PG&E’s inspections of thousands of transmission towers since the deadly Camp Fire in Butte County found more than 450 safety violations, including 59 that posed serious safety hazards, NBC Bay Area has learned.
One of the safety issues discovered in recent inspections that involved climbing the towers, was at a big oil refinery along Interstate 80 in Contra Costa county.
NBC Bay Area’s Investigative Unit has learned that near the Phillips 66 refinery in Rodeo, inspectors found a corroded hook like the one that failed on a transmission tower at the ignition point of the Camp fire last year.
“Lose that hook, and the power line is down,’’ said Bob Bea, a civil engineering professor emeritus at UC Berkeley, who studies man-made disasters. Bea, who had previously worked in the oil industry, says such refinery tanks often store volatile chemicals.
“It’s a bomb – it just needs to get ignited.”
PG&E is still doing the inspections with the hope of completing them before fire season, but to date has found 59 immediate safety hazards.

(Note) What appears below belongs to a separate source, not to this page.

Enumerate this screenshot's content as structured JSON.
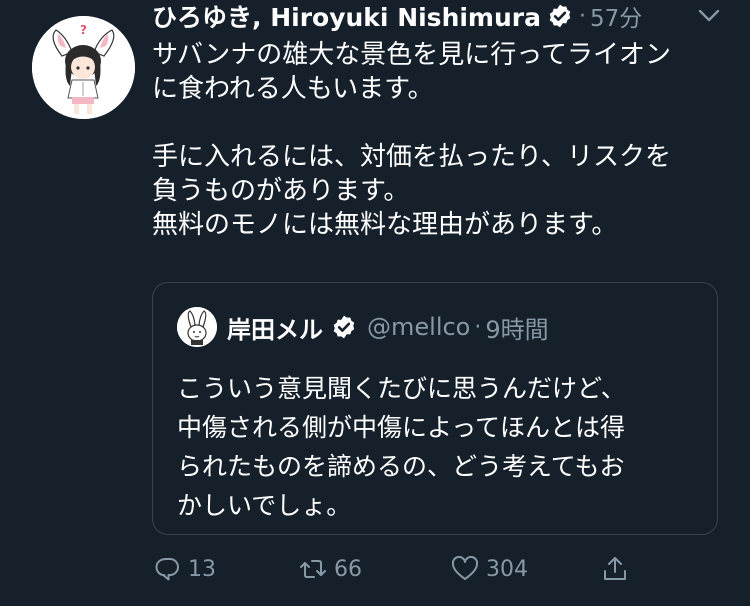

“That’s an astounding, staggering number for PG&E to discover just now and report,’’ said Frank Pitre, an attorney who represents Camp wildfire victims. “The sad part is there hasn’t been enough attention being drawn to that.”
Amanda Riddle, another wildfire attorney, wonders how all the problems were missed during decades of inspections.

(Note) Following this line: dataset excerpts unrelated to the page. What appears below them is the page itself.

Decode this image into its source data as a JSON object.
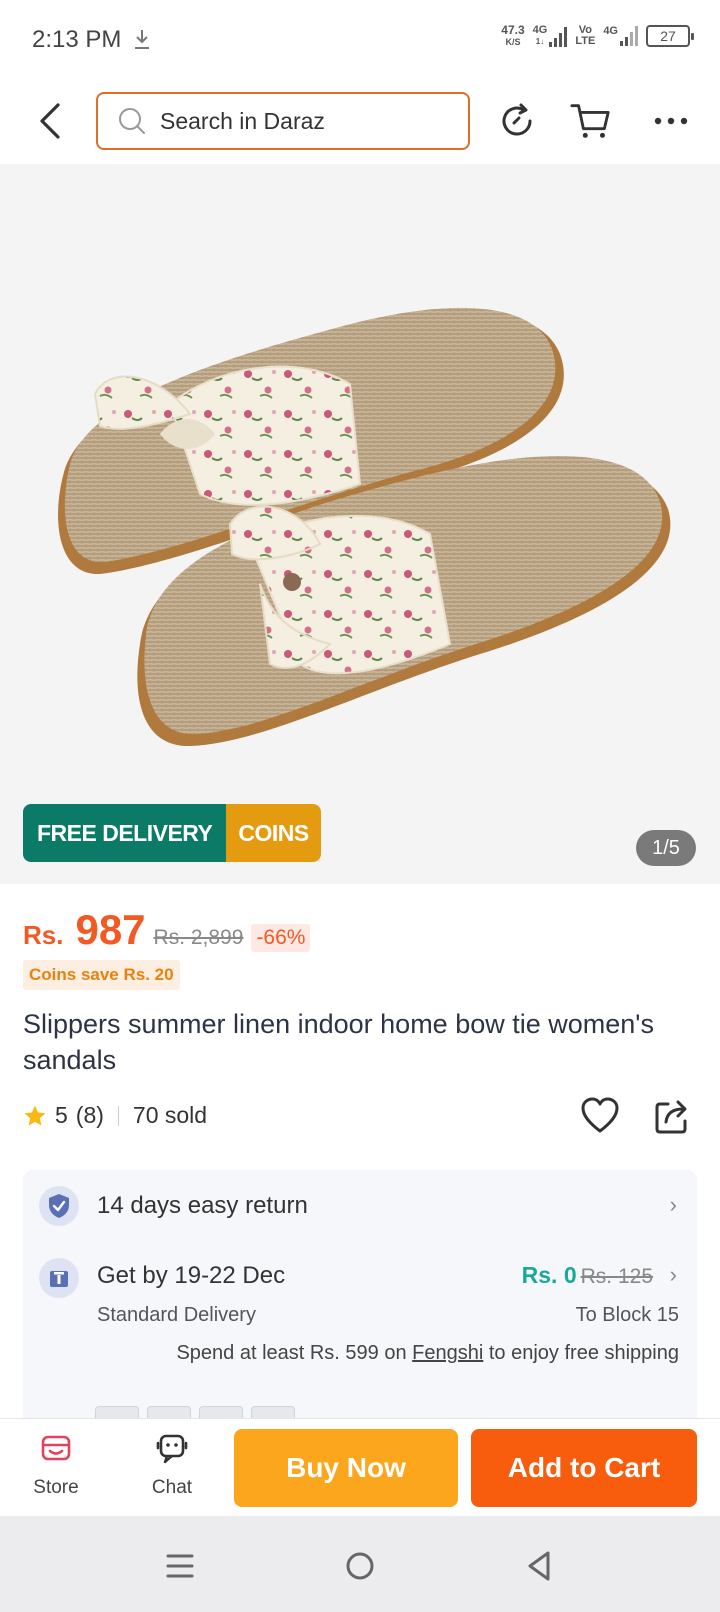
{
  "status_bar": {
    "time": "2:13 PM",
    "net_speed_value": "47.3",
    "net_speed_unit": "K/S",
    "sim1_label": "4G",
    "sim1_sub": "1↓",
    "volte_top": "Vo",
    "volte_bottom": "LTE",
    "sim2_label": "4G",
    "battery": "27"
  },
  "header": {
    "search_placeholder": "Search in Daraz"
  },
  "gallery": {
    "promo_free": "FREE DELIVERY",
    "promo_coins": "COINS",
    "counter": "1/5"
  },
  "price": {
    "currency": "Rs.",
    "current": "987",
    "original": "Rs. 2,899",
    "discount": "-66%",
    "coins_save": "Coins save Rs. 20"
  },
  "product": {
    "title": "Slippers summer linen indoor home bow tie women's sandals",
    "rating": "5",
    "reviews": "(8)",
    "sold": "70 sold"
  },
  "delivery": {
    "return_text": "14 days easy return",
    "delivery_date": "Get by 19-22 Dec",
    "fee_now": "Rs. 0",
    "fee_old": "Rs. 125",
    "method": "Standard Delivery",
    "destination": "To Block 15",
    "note_prefix": "Spend at least Rs. 599 on ",
    "note_store": "Fengshi",
    "note_suffix": " to enjoy free shipping"
  },
  "bottom_bar": {
    "store_label": "Store",
    "chat_label": "Chat",
    "buy_now": "Buy Now",
    "add_to_cart": "Add to Cart"
  },
  "colors": {
    "accent_orange": "#f15a22",
    "buy_now": "#fca61d",
    "add_to_cart": "#f75d0c",
    "free_delivery_green": "#0b7a66",
    "coins_yellow": "#e59b10"
  }
}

“For all this time, they have been saying they have been inspecting their towers…and what they have been doing clearly hasn’t been effective,” she said.
Even with all the new climbing inspections, Bea worries that the tiny, nearly invisible cracks that develop during the corrosion process may escape notice.
“It’s just the tip of the iceberg,’’ he said of the discovery of 59 hazards during the recent inspections. “It’s telling us that we have a system that can’t be safe.”
It is not clear whether any of the violations was on the Caribou Palermo line, where the fire broke out in November. It is currently shut down.
PG&E would not respond to questions related to what the inspections uncovered on the towers near the refinery, but did acknowledge in a statement as to having found “issues” with “insulators, connectors, structure foundation and other components” that in several cases, forced them to turn off the power to transmission lines to fix them.
Tom Long, attorney for the ratepayer watchdog group TURN, says the findings are “good news” because they may have prevented another disaster, “but bad news in that it says PG&E was not doing the inspection work it should have been doing all along and we ratepayers have been paying for.”
State Sen. Jerry Hill (D-San Mateo) says the findings are strong evidence for his legislation to mandate state regulators set up rigorous inspection regimes for electrical transmission towers and lines.
“Because right now we leave it to the utilities,” Hill said, “and quite frankly, we can’t trust them.”
PG&E said it expects to report the full findings of its tower inspection effort as soon as next month.